Nutrition Group is charged not only to increase participation but to keep it high, and to this end, they will be deploying a chef to work half-time at WSSD and at the Wissahickon School District. The chef will report to both school districts, working primarily to train staff to ensure quality and consistency. The chef will also work to educate students about nutrition and healthy eating with the help of Nutrislice, a program that lets students, staff, and family members view menu items and learn about their nutritional values. The district will soon begin piloting a Nutrislice Order Ahead program in Swarthmore-Rutledge School and hopes to implement it district-wide by the 2019-2020 school year.
Paneling the Panther Pit
Ms.
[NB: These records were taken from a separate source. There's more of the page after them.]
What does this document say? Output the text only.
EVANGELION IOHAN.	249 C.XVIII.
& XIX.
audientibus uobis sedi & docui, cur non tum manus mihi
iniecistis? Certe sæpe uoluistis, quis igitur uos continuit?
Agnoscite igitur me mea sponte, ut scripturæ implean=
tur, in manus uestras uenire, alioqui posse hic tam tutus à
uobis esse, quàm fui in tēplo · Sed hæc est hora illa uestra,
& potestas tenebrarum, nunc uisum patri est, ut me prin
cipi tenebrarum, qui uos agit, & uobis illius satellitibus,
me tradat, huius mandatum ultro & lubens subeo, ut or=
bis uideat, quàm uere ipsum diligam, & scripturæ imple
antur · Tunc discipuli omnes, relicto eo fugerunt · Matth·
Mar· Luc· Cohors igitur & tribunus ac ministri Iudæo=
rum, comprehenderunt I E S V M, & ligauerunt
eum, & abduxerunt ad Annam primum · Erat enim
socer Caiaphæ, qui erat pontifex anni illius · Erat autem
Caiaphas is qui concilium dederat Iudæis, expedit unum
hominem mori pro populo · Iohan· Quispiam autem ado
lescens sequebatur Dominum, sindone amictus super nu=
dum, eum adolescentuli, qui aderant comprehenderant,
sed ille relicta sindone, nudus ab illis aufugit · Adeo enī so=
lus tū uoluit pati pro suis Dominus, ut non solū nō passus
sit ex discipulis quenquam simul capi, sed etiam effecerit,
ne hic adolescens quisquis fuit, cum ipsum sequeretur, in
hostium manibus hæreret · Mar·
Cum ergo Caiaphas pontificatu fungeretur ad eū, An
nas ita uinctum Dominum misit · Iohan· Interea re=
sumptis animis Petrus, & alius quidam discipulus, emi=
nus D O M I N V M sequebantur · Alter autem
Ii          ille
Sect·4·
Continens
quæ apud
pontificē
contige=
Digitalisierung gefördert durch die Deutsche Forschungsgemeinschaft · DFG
Kew also provided an update regarding Panthers for Panels, a Foundation for Wallingford-Swarthmore Schools Sustainability Committee project aimed at installing solar panels on top of the Panther Pit, the George King Field concession stand. Panthers for Panels has now raised the necessary funds and recently met to discuss structural and insurance requirements, warrantees, and logistics, including damage concerns. In particular, there is concern that an object thrown onto the Pit’s low roof could damage the panels. Panthers for Panels is now looking into higher-durability damage-resistant panels. There is also discussion of placing a few demonstration panels on top of the Panther Pit and installing the bulk of them on the Strath Haven Middle School roof, which is further removed from wayward stones and soda cans. Board members Marylin Huff and Damon Orsetti both expressed their gratitude to Panthers for Panels for their dedication and hard work toward this project.
Speaking out for Advanced French
Throughout the Board meeting, a small group of high school juniors waited anxiously for the second Audience Recognition session, dedicated to community comments on issues not included in the agenda. When it finally came around, their spokesperson, after a bit of nudging from her friends, rose to introduce herself as Rebecca Friedman. She is one of ten juniors who had planned her schedule so that she might be able to take Advanced French Studies, a post-AP class with Madame Stadnicki, only to learn last Friday that the class had been cancelled in order to accommodate an additional French 1 class.
Ms. Friedman described the efforts that she and each of her classmates had made to take Advanced French Studies — all of them doubled up in French this year so that they would be able to take the advanced class next fall — and asked the board to consider their “demonstrated commitment to French.” She noted that the decision was announced after the elective portal (with which students designed their schedules) had been closed, and that it would therefore not be possible for many of them to rearrange their schedule to accommodate, for instance, a Swarthmore College class or an independent study. Ms. Friedman implored the board to rectify this injustice, and then returned to the company of her supporters.